Principal Component Analysis FAQ
What is PCA used for in marketing research?
To reduce a long battery of correlated survey items into a few interpretable dimensions — e.g. collapsing 20 loyalty questions into three components like ‘trust’, ‘commitment’ and ‘advocacy’. It simplifies analysis, removes redundancy, and can fix multicollinearity before a regression by replacing correlated predictors with components.
How do I know my data are suitable for PCA?
Check four things: enough cases (n > about 10 times the number of items), most inter-item correlations at least .30, the KMO measure above .50, and Bartlett's test significant (Sig. < .05).
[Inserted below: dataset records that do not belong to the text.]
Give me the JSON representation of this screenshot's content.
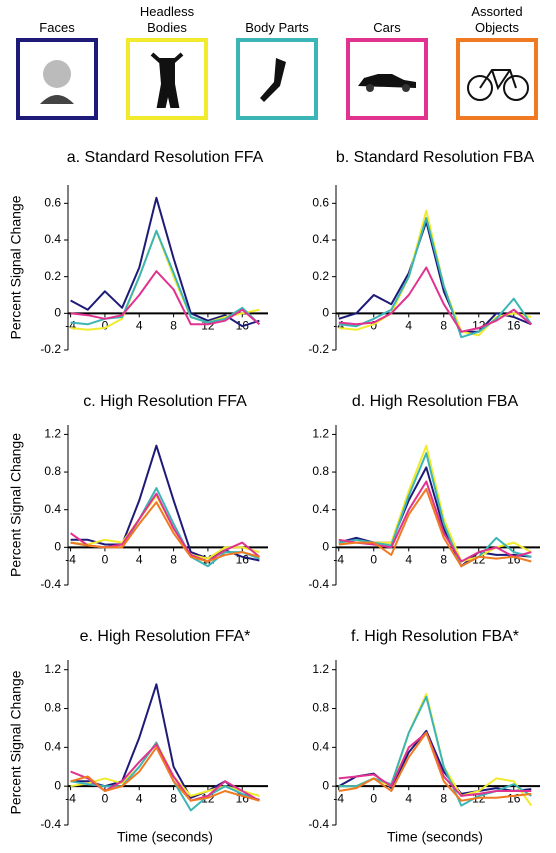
{
  "chart_data": [
    {
      "type": "line",
      "title": "a. Standard Resolution FFA",
      "y_label": "Percent Signal Change",
      "x": [
        -4,
        -2,
        0,
        2,
        4,
        6,
        8,
        10,
        12,
        14,
        16,
        18
      ],
      "xlim": [
        -5,
        19
      ],
      "xticks": [
        -4,
        0,
        4,
        8,
        12,
        16
      ],
      "ylim": [
        -0.2,
        0.7
      ],
      "yticks": [
        -0.2,
        0,
        0.2,
        0.4,
        0.6
      ],
      "series": [
        {
          "color": "#1e1b78",
          "values": [
            0.07,
            0.02,
            0.12,
            0.03,
            0.25,
            0.63,
            0.3,
            0.0,
            -0.04,
            -0.01,
            -0.07,
            -0.04
          ]
        },
        {
          "color": "#f2ea2c",
          "values": [
            -0.08,
            -0.09,
            -0.08,
            -0.03,
            0.2,
            0.45,
            0.2,
            -0.02,
            -0.05,
            -0.02,
            0.0,
            0.02
          ]
        },
        {
          "color": "#3bb5b5",
          "values": [
            -0.05,
            -0.06,
            -0.03,
            -0.02,
            0.2,
            0.45,
            0.22,
            -0.02,
            -0.05,
            -0.03,
            0.03,
            -0.06
          ]
        },
        {
          "color": "#e0328e",
          "values": [
            0.0,
            -0.01,
            -0.03,
            -0.01,
            0.1,
            0.23,
            0.13,
            -0.06,
            -0.06,
            -0.04,
            0.02,
            -0.06
          ]
        }
      ]
    },
    {
      "type": "line",
      "title": "b. Standard Resolution FBA",
      "x": [
        -4,
        -2,
        0,
        2,
        4,
        6,
        8,
        10,
        12,
        14,
        16,
        18
      ],
      "xlim": [
        -5,
        19
      ],
      "xticks": [
        -4,
        0,
        4,
        8,
        12,
        16
      ],
      "ylim": [
        -0.2,
        0.7
      ],
      "yticks": [
        -0.2,
        0,
        0.2,
        0.4,
        0.6
      ],
      "series": [
        {
          "color": "#1e1b78",
          "values": [
            -0.03,
            0.0,
            0.1,
            0.05,
            0.22,
            0.5,
            0.12,
            -0.1,
            -0.1,
            0.0,
            -0.02,
            -0.06
          ]
        },
        {
          "color": "#f2ea2c",
          "values": [
            -0.08,
            -0.09,
            -0.06,
            0.0,
            0.2,
            0.56,
            0.15,
            -0.1,
            -0.12,
            -0.02,
            0.0,
            -0.02
          ]
        },
        {
          "color": "#3bb5b5",
          "values": [
            -0.06,
            -0.07,
            -0.03,
            0.02,
            0.2,
            0.52,
            0.15,
            -0.13,
            -0.1,
            -0.03,
            0.08,
            -0.06
          ]
        },
        {
          "color": "#e0328e",
          "values": [
            -0.05,
            -0.06,
            -0.05,
            0.0,
            0.1,
            0.25,
            0.05,
            -0.1,
            -0.08,
            -0.04,
            0.02,
            -0.06
          ]
        }
      ]
    },
    {
      "type": "line",
      "title": "c. High Resolution FFA",
      "y_label": "Percent Signal Change",
      "x": [
        -4,
        -2,
        0,
        2,
        4,
        6,
        8,
        10,
        12,
        14,
        16,
        18
      ],
      "xlim": [
        -5,
        19
      ],
      "xticks": [
        -4,
        0,
        4,
        8,
        12,
        16
      ],
      "ylim": [
        -0.4,
        1.3
      ],
      "yticks": [
        -0.4,
        0,
        0.4,
        0.8,
        1.2
      ],
      "series": [
        {
          "name": "Faces",
          "color": "#1e1b78",
          "values": [
            0.08,
            0.08,
            0.03,
            0.03,
            0.5,
            1.08,
            0.5,
            -0.05,
            -0.12,
            -0.03,
            -0.1,
            -0.14
          ]
        },
        {
          "name": "Headless Bodies",
          "color": "#f2ea2c",
          "values": [
            0.05,
            0.03,
            0.08,
            0.05,
            0.3,
            0.55,
            0.2,
            -0.08,
            -0.12,
            0.0,
            0.0,
            -0.05
          ]
        },
        {
          "name": "Body Parts",
          "color": "#3bb5b5",
          "values": [
            0.05,
            0.02,
            0.0,
            0.0,
            0.3,
            0.63,
            0.25,
            -0.1,
            -0.2,
            -0.05,
            -0.05,
            -0.12
          ]
        },
        {
          "name": "Cars",
          "color": "#e0328e",
          "values": [
            0.15,
            0.02,
            0.0,
            0.03,
            0.3,
            0.57,
            0.2,
            -0.08,
            -0.15,
            -0.03,
            0.05,
            -0.1
          ]
        },
        {
          "name": "Assorted Objects",
          "color": "#f07a22",
          "values": [
            0.05,
            0.02,
            0.0,
            0.0,
            0.25,
            0.48,
            0.15,
            -0.1,
            -0.15,
            -0.08,
            -0.05,
            -0.1
          ]
        }
      ]
    },
    {
      "type": "line",
      "title": "d. High Resolution FBA",
      "x": [
        -4,
        -2,
        0,
        2,
        4,
        6,
        8,
        10,
        12,
        14,
        16,
        18
      ],
      "xlim": [
        -5,
        19
      ],
      "xticks": [
        -4,
        0,
        4,
        8,
        12,
        16
      ],
      "ylim": [
        -0.4,
        1.3
      ],
      "yticks": [
        -0.4,
        0,
        0.4,
        0.8,
        1.2
      ],
      "series": [
        {
          "color": "#1e1b78",
          "values": [
            0.05,
            0.1,
            0.05,
            0.05,
            0.5,
            0.85,
            0.2,
            -0.2,
            -0.05,
            -0.08,
            -0.08,
            -0.1
          ]
        },
        {
          "color": "#f2ea2c",
          "values": [
            0.05,
            0.05,
            0.05,
            0.05,
            0.6,
            1.08,
            0.3,
            -0.15,
            -0.1,
            0.0,
            0.05,
            -0.05
          ]
        },
        {
          "color": "#3bb5b5",
          "values": [
            0.05,
            0.08,
            0.05,
            0.02,
            0.55,
            1.0,
            0.25,
            -0.2,
            -0.1,
            0.1,
            -0.05,
            -0.1
          ]
        },
        {
          "color": "#e0328e",
          "values": [
            0.08,
            0.05,
            0.03,
            0.0,
            0.4,
            0.7,
            0.15,
            -0.15,
            -0.05,
            0.0,
            -0.1,
            -0.05
          ]
        },
        {
          "color": "#f07a22",
          "values": [
            0.03,
            0.05,
            0.05,
            -0.08,
            0.35,
            0.62,
            0.1,
            -0.2,
            -0.1,
            -0.12,
            -0.1,
            -0.15
          ]
        }
      ]
    },
    {
      "type": "line",
      "title": "e. High Resolution FFA*",
      "y_label": "Percent Signal Change",
      "x_label": "Time (seconds)",
      "x": [
        -4,
        -2,
        0,
        2,
        4,
        6,
        8,
        10,
        12,
        14,
        16,
        18
      ],
      "xlim": [
        -5,
        19
      ],
      "xticks": [
        -4,
        0,
        4,
        8,
        12,
        16
      ],
      "ylim": [
        -0.4,
        1.3
      ],
      "yticks": [
        -0.4,
        0,
        0.4,
        0.8,
        1.2
      ],
      "series": [
        {
          "color": "#1e1b78",
          "values": [
            0.05,
            0.05,
            0.0,
            0.05,
            0.5,
            1.05,
            0.2,
            -0.12,
            -0.05,
            0.05,
            -0.1,
            -0.14
          ]
        },
        {
          "color": "#f2ea2c",
          "values": [
            0.0,
            0.03,
            0.08,
            0.03,
            0.2,
            0.45,
            0.1,
            -0.1,
            -0.05,
            0.0,
            -0.05,
            -0.1
          ]
        },
        {
          "color": "#3bb5b5",
          "values": [
            0.05,
            0.02,
            0.0,
            0.0,
            0.2,
            0.45,
            0.05,
            -0.25,
            -0.1,
            0.0,
            -0.08,
            -0.15
          ]
        },
        {
          "color": "#e0328e",
          "values": [
            0.15,
            0.08,
            -0.05,
            0.05,
            0.25,
            0.43,
            0.1,
            -0.15,
            -0.1,
            0.05,
            -0.05,
            -0.15
          ]
        },
        {
          "color": "#f07a22",
          "values": [
            0.05,
            0.1,
            -0.05,
            0.0,
            0.15,
            0.4,
            0.05,
            -0.15,
            -0.12,
            -0.05,
            -0.1,
            -0.15
          ]
        }
      ]
    },
    {
      "type": "line",
      "title": "f. High Resolution FBA*",
      "x_label": "Time (seconds)",
      "x": [
        -4,
        -2,
        0,
        2,
        4,
        6,
        8,
        10,
        12,
        14,
        16,
        18
      ],
      "xlim": [
        -5,
        19
      ],
      "xticks": [
        -4,
        0,
        4,
        8,
        12,
        16
      ],
      "ylim": [
        -0.4,
        1.3
      ],
      "yticks": [
        -0.4,
        0,
        0.4,
        0.8,
        1.2
      ],
      "series": [
        {
          "color": "#1e1b78",
          "values": [
            0.0,
            0.1,
            0.13,
            -0.02,
            0.35,
            0.57,
            0.15,
            -0.08,
            -0.05,
            -0.02,
            -0.05,
            -0.03
          ]
        },
        {
          "color": "#f2ea2c",
          "values": [
            0.0,
            0.0,
            0.08,
            0.0,
            0.55,
            0.95,
            0.2,
            -0.1,
            -0.05,
            0.08,
            0.05,
            -0.2
          ]
        },
        {
          "color": "#3bb5b5",
          "values": [
            0.0,
            0.0,
            0.08,
            0.02,
            0.55,
            0.92,
            0.2,
            -0.2,
            -0.1,
            -0.05,
            0.02,
            -0.1
          ]
        },
        {
          "color": "#e0328e",
          "values": [
            0.08,
            0.1,
            0.12,
            0.0,
            0.4,
            0.55,
            0.1,
            -0.1,
            -0.08,
            -0.05,
            -0.05,
            -0.05
          ]
        },
        {
          "color": "#f07a22",
          "values": [
            -0.05,
            -0.02,
            0.08,
            -0.05,
            0.3,
            0.55,
            0.05,
            -0.15,
            -0.12,
            -0.12,
            -0.1,
            -0.08
          ]
        }
      ]
    }
  ]
}
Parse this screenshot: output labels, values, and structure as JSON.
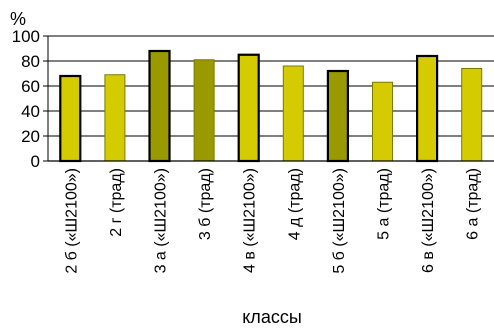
{
  "chart_data": {
    "type": "bar",
    "title": "",
    "xlabel": "классы",
    "ylabel": "%",
    "ylim": [
      0,
      100
    ],
    "yticks": [
      0,
      20,
      40,
      60,
      80,
      100
    ],
    "grid": true,
    "legend": "none",
    "categories": [
      "2 б («Ш2100»)",
      "2 г (трад)",
      "3 а («Ш2100»)",
      "3 б (трад)",
      "4 в («Ш2100»)",
      "4 д (трад)",
      "5 б («Ш2100»)",
      "5 а (трад)",
      "6 в («Ш2100»)",
      "6 а (трад)"
    ],
    "values": [
      68,
      69,
      88,
      81,
      85,
      76,
      72,
      63,
      84,
      74
    ],
    "colors": {
      "dark_fill": "#999900",
      "light_fill": "#d4cc00",
      "ш2100_border": "#000000",
      "trad_border": "#7a7a00",
      "grid": "#000000"
    },
    "bar_styles": [
      "light-bold",
      "light",
      "dark-bold",
      "dark",
      "light-bold",
      "light",
      "dark-bold",
      "light",
      "light-bold",
      "light"
    ]
  }
}
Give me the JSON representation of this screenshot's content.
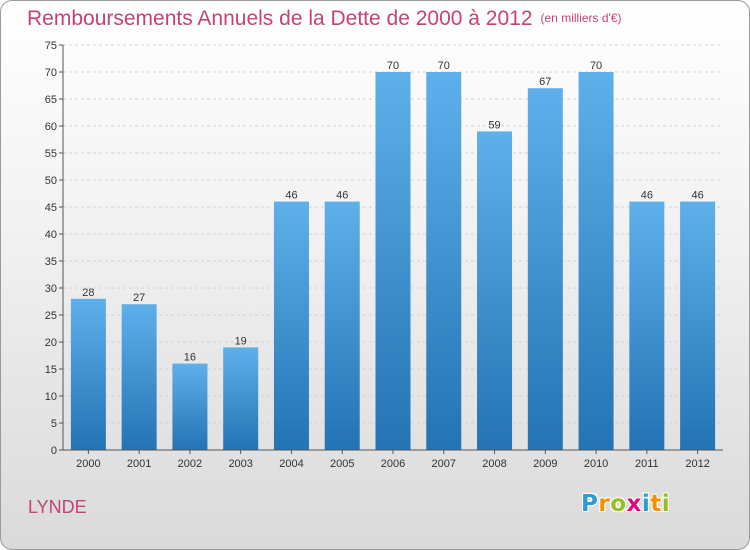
{
  "header": {
    "title": "Remboursements Annuels de la Dette de 2000 à 2012",
    "subtitle": "(en milliers d'€)"
  },
  "footer": {
    "place": "LYNDE",
    "logo": {
      "text": "Proxiti",
      "letters": [
        {
          "char": "P",
          "color": "#2b9bd6"
        },
        {
          "char": "r",
          "color": "#f39200"
        },
        {
          "char": "o",
          "color": "#95c11f"
        },
        {
          "char": "x",
          "color": "#e5007e"
        },
        {
          "char": "i",
          "color": "#2b9bd6"
        },
        {
          "char": "t",
          "color": "#f39200"
        },
        {
          "char": "i",
          "color": "#95c11f"
        }
      ]
    }
  },
  "colors": {
    "accent": "#c5427a",
    "bar_top": "#5eb0ea",
    "bar_bottom": "#2473b4"
  },
  "chart_data": {
    "type": "bar",
    "title": "Remboursements Annuels de la Dette de 2000 à 2012",
    "subtitle": "(en milliers d'€)",
    "categories": [
      "2000",
      "2001",
      "2002",
      "2003",
      "2004",
      "2005",
      "2006",
      "2007",
      "2008",
      "2009",
      "2010",
      "2011",
      "2012"
    ],
    "values": [
      28,
      27,
      16,
      19,
      46,
      46,
      70,
      70,
      59,
      67,
      70,
      46,
      46
    ],
    "xlabel": "",
    "ylabel": "",
    "ylim": [
      0,
      75
    ],
    "yticks": [
      0,
      5,
      10,
      15,
      20,
      25,
      30,
      35,
      40,
      45,
      50,
      55,
      60,
      65,
      70,
      75
    ],
    "grid": true,
    "data_labels": true
  }
}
If KMO is too low or Bartlett is not significant, the items don't share enough common variance to reduce.
How many components should I keep?
Use the eigenvalue > 1 rule (Kaiser): keep every component that explains more variance than a single original item. Cross-check against the scree plot — retain components above the ‘elbow’ where the curve flattens. The two usually agree; if not, favour interpretability.
How do I name the components?
From the loadings in the rotated component matrix. Look at which items load most strongly (highest absolute loading) on each component, then give the component a label that captures what those items have in common. A component is only useful if its high-loading items tell a coherent story.
Exam move
Treat PCA as a checklist the exam asks you to run on SPSS output: suitability (KMO > .50, Bartlett Sig. < .05), how many (eigenvalue > 1 and the scree elbow), which loads where (the rotated component matrix), then name each component. Memorise the which-technique trigger — “reduce many correlated items to underlying dimensions” → PCA — and the out-of-scope list (oblique rotation, principal-axis factoring and CFA are flagged ‘not in the exam’). Remember PCA can also rescue a multicollinear regression (H5) by replacing correlated predictors, and it is a valid choice for project H6.